I grew up recycling. When my daughter was 3, she told her Sunday school teacher “Everything
I’m wearing today is from a rummage sale”. One thing that hasn’t been brought up here is that it
is an UN mandate that wants to get rid of private ownership of property. 70% of small businesses
start from America. Usually people use their homes to fund these. Over half of land in America
is going to go back to its natural habitat where animals take precedence over people.
- There is a lot of misinformation about Agenda 21. There is a lot of fear.
- There is a map that shows in red the areas that are going to go back to nature. You
can google Agenda 21 map and find this.
- If you look at a map and see how much is federally managed land, a lot of the land
matches up. (There were some discrepancies about this).
- If you take away land from farmers, that’s scary.
- There was a farmer who discovered a salamander on his land, brought it into an
extension center, was told it was endangered and could no longer farm that land.
I think what we better do is recognize private property for what it is. We need to teach people the
Magna Carte. We are getting away from what is private property. Name one thing you can do on
your private property that doesn’t have a government influence.
Some of the red areas are being set aside; many of those apply to help improve the lifestyles of
people who live there.
There are a lot of different ways to define sustainability.
- “What are we going to leave for the future versus what are we going to get for
ourselves”
- One of the keys in how we bring this out is how we build relationships with people.
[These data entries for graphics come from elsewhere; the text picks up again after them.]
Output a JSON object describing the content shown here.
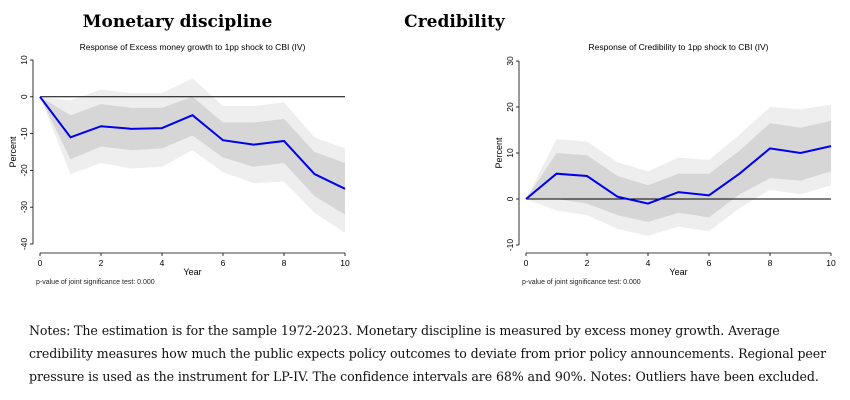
{
  "chart_data": [
    {
      "type": "line",
      "panel_title": "Monetary discipline",
      "title": "Response of Excess money growth to 1pp shock to CBI (IV)",
      "xlabel": "Year",
      "ylabel": "Percent",
      "xlim": [
        0,
        10
      ],
      "ylim": [
        -40,
        10
      ],
      "xticks": [
        "0",
        "2",
        "4",
        "6",
        "8",
        "10"
      ],
      "yticks": [
        "-40",
        "-30",
        "-20",
        "-10",
        "0",
        "10"
      ],
      "x": [
        0,
        1,
        2,
        3,
        4,
        5,
        6,
        7,
        8,
        9,
        10
      ],
      "series": [
        {
          "values": [
            0,
            -11,
            -8,
            -8.7,
            -8.5,
            -5,
            -11.8,
            -13,
            -12,
            -21,
            -25
          ],
          "color": "#0000ee"
        }
      ],
      "band68": {
        "lower": [
          0,
          -17,
          -13.5,
          -14.5,
          -14,
          -10.5,
          -16.5,
          -19,
          -18,
          -27,
          -32
        ],
        "upper": [
          0,
          -5,
          -2,
          -3,
          -3,
          0,
          -7,
          -7,
          -6,
          -15,
          -18
        ],
        "color": "#d6d6d6"
      },
      "band90": {
        "lower": [
          0,
          -21,
          -18,
          -19.5,
          -19,
          -14.5,
          -20.5,
          -23.5,
          -23,
          -31.5,
          -37
        ],
        "upper": [
          0,
          -1,
          2,
          1,
          1,
          5,
          -2.5,
          -2.5,
          -1.5,
          -11,
          -14
        ],
        "color": "#eeeeee"
      },
      "reference_line": 0,
      "note": "p-value of joint significance test: 0.000"
    },
    {
      "type": "line",
      "panel_title": "Credibility",
      "title": "Response of Credibility to 1pp shock to CBI (IV)",
      "xlabel": "Year",
      "ylabel": "Percent",
      "xlim": [
        0,
        10
      ],
      "ylim": [
        -10,
        30
      ],
      "xticks": [
        "0",
        "2",
        "4",
        "6",
        "8",
        "10"
      ],
      "yticks": [
        "-10",
        "0",
        "10",
        "20",
        "30"
      ],
      "x": [
        0,
        1,
        2,
        3,
        4,
        5,
        6,
        7,
        8,
        9,
        10
      ],
      "series": [
        {
          "values": [
            0,
            5.5,
            5,
            0.5,
            -1,
            1.5,
            0.8,
            5.5,
            11,
            10,
            11.5
          ],
          "color": "#0000ee"
        }
      ],
      "band68": {
        "lower": [
          0,
          0,
          -1,
          -3.5,
          -5,
          -3,
          -4,
          1,
          4.5,
          4,
          6
        ],
        "upper": [
          0,
          10,
          9.5,
          5,
          3,
          5.5,
          5.5,
          10.5,
          16.5,
          15.5,
          17
        ],
        "color": "#d6d6d6"
      },
      "band90": {
        "lower": [
          0,
          -2.5,
          -3.5,
          -6.5,
          -8,
          -6,
          -7,
          -2,
          2,
          1,
          3
        ],
        "upper": [
          0,
          13,
          12.5,
          8,
          6,
          9,
          8.5,
          14,
          20,
          19.5,
          20.5
        ],
        "color": "#eeeeee"
      },
      "reference_line": 0,
      "note": "p-value of joint significance test: 0.000"
    }
  ],
  "notes_text": "Notes: The estimation is for the sample 1972-2023. Monetary discipline is measured by excess money growth. Average credibility measures how much the public expects policy outcomes to deviate from prior policy announcements. Regional peer pressure is used as the instrument for LP-IV. The confidence intervals are 68% and 90%. Notes: Outliers have been excluded."
}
- Also, humility – we don’t have the answers right now, but we need to talk to each
other, community.
I don’t think Agenda 21 is trying to give more rights to animals. We are animals.
- The agenda is about who is going to speak for them.
- That’s our responsibility, to think about more than just ourselves.
- Think about how we interact with our planet.
- I respect that you have a difference of opinion.
- I don’t care about property rights when they impact things. You need to understand
your role.
That’s what this forum is about – networking, learning from each other.